1.3 ].          La multiplicité des individus


§ 14 C’est encore un fait qu’en ce qui concerne les substances corporelles il y a dans chaque espèce une multitude d’individus. Ce fait est d’expérience courante pour les espèces vivantes. Pour les êtres inanimés l’individu (c’est-à-dire, selon l’étymologie, ce qu’on ne peut diviser sans le détruire) est plus difficile à discerner de prime abord car par exemple on a beau diviser un volume d’eau, c’est toujours de l’eau, mais on sait aujourd’hui que ceci s’arrête quand on arrive à la molécule qu’on ne peut diviser sans la détruire, d’où l’on peut conclure que dans le monde inanimé ce sont les molécules qui sont les individus, ce qui confirme bien l’affirmation d’une multitude d’individus de même espèce.

§ 15 Ce simple fait conduit à affirmer que, puisque les individus sont différents quand l’espèce est la même, l’individualité provient d’un autre principe que la nature de l’espèce, donc que pour constituer la substance corporelle il faut deux principes distincts, l’un auquel elle doit son individualité et l’autre auquel elle doit la nature de son espèce, c’est-à-dire ce que nous appellerons sa spécificité.

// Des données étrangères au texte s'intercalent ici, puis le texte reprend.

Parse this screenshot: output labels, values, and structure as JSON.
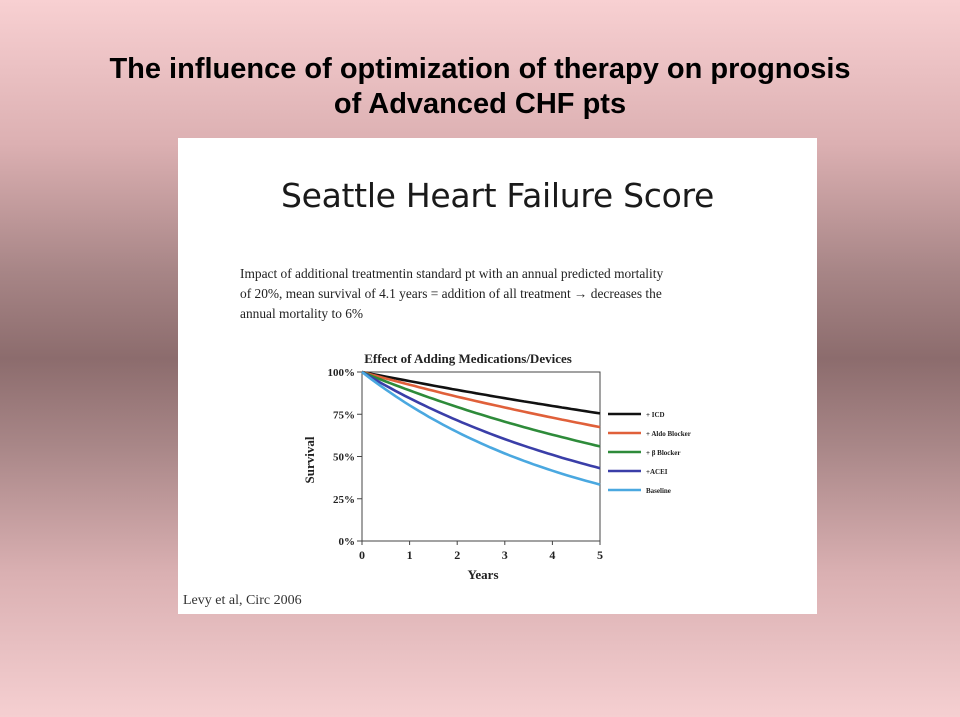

§ 16 Le principe de l’individualité est évidemment la matière dont les corps sont faits car deux individus de même espèce ont la même organisation mais se distinguent parce qu’ils sont faits de deux portions de matière différentes. Quant au principe de spécificité, le vocabulaire philosophique que nous utiliserons désormais le nomme la forme, mais ce mot prend ici une signification bien différente de son sens courant qui désigne le contour extérieur (comme quand on parle de « forme » sphérique ou cylindrique) tandis que dans le sens philosophique que nous venons de définir il signifie le principe intérieur d’organisation qui organise la matière en un corps d’une nature déterminée.

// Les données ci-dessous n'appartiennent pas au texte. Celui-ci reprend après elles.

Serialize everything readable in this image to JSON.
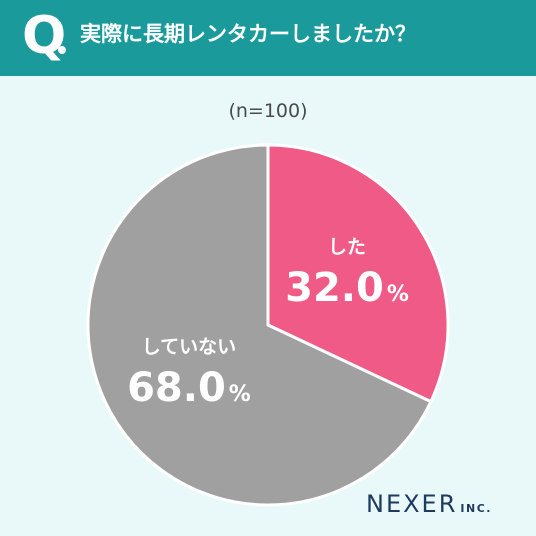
{
  "header": {
    "q_letter": "Q",
    "question": "実際に長期レンタカーしましたか？",
    "color": "#1b9a9c"
  },
  "sample_size": "(n=100)",
  "chart_data": {
    "type": "pie",
    "title": "実際に長期レンタカーしましたか？",
    "n": "(n=100)",
    "slices": [
      {
        "label": "した",
        "value": 32.0,
        "value_text": "32.0",
        "unit": "%",
        "color": "#ef5a86"
      },
      {
        "label": "していない",
        "value": 68.0,
        "value_text": "68.0",
        "unit": "%",
        "color": "#a0a0a0"
      }
    ]
  },
  "logo": {
    "main": "NEXER",
    "sub": "INC."
  }
}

§ 17 Ce vocabulaire est issu d’une comparaison faite par Aristote entre les corps naturels étudiés ici et les objets artificiels fabriqués par notre art ou notre industrie parmi lesquels il a pris pour exemple les statues. Or ce qui distingue deux espèces de statues est bien leur contour extérieur, c’est-à-dire leur forme au sens courant du mot, et ce qui distingue deux exemplaires d’une même statue est bien de ne pas être faits de la même portion de marbre ou de plâtre. Alors Aristote a transposé le sens des mots pour pouvoir dans le cas des corps naturels appeler « forme » le principe d’où provient la nature de leur espèce et « matière », non plus une substance matérielle comme le marbre ou le plâtre qui a une nature, donc une « forme », mais purement ce dont les corps sont faits et qui par sa divisibilité en portions distinctes est le principe de leur individualité.

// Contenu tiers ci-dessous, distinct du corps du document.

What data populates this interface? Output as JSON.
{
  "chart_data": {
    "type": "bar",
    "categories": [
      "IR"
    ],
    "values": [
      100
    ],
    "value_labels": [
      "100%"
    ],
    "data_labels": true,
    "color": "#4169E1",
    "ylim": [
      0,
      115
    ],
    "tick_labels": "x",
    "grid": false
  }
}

§ 18 L’imagination ne peut pas se représenter la matière et la forme ainsi définies car elle ne peut se représenter que la substance matérielle constituée de matière et de forme.

§ 19 Quand il y a changement de nature des corps (réactions chimiques pour les corps inanimés, mort changeant le corps vivant en ce mélange de substances inanimées que l’on appelle cadavre), la matière dont les corps sont faits demeure (par exemple le cadavre est fait de la même matière que le corps vivant) mais il y a changement de forme, donc continuité matérielle et discontinuité formelle (tel serait aussi le cas s’il est vrai que les espèces vivantes sont issues les unes des autres).

§ 20 La forme est commune à toute l’espèce, mais limitée en chaque individu par la matière dont il est fait, et par là multipliée selon la multiplicité des individus de même espèce.

§ 21 Plus généralement on appellera matériel tout ce dont quelque chose est fait et formel tout ce qui détermine la nature de quelque chose, c’est-à-dire tout principe spécificateur.






[1] Pour une étude plus approfondie de ce que traitent ici les 3 premiers chapitres, cf. notre ouvrage Y a-t-il une vérité ? et pour ce chapitre I Psychologie contemporaine et pensée chrétienne.
[2] Cette distinction de la substance et des accidents sera fondamentale quand nous exposerons la foi catholique dans l’Eucharistie.
[3] Ceci sera fondamental quand nous exposerons le Mystère de la Trinité.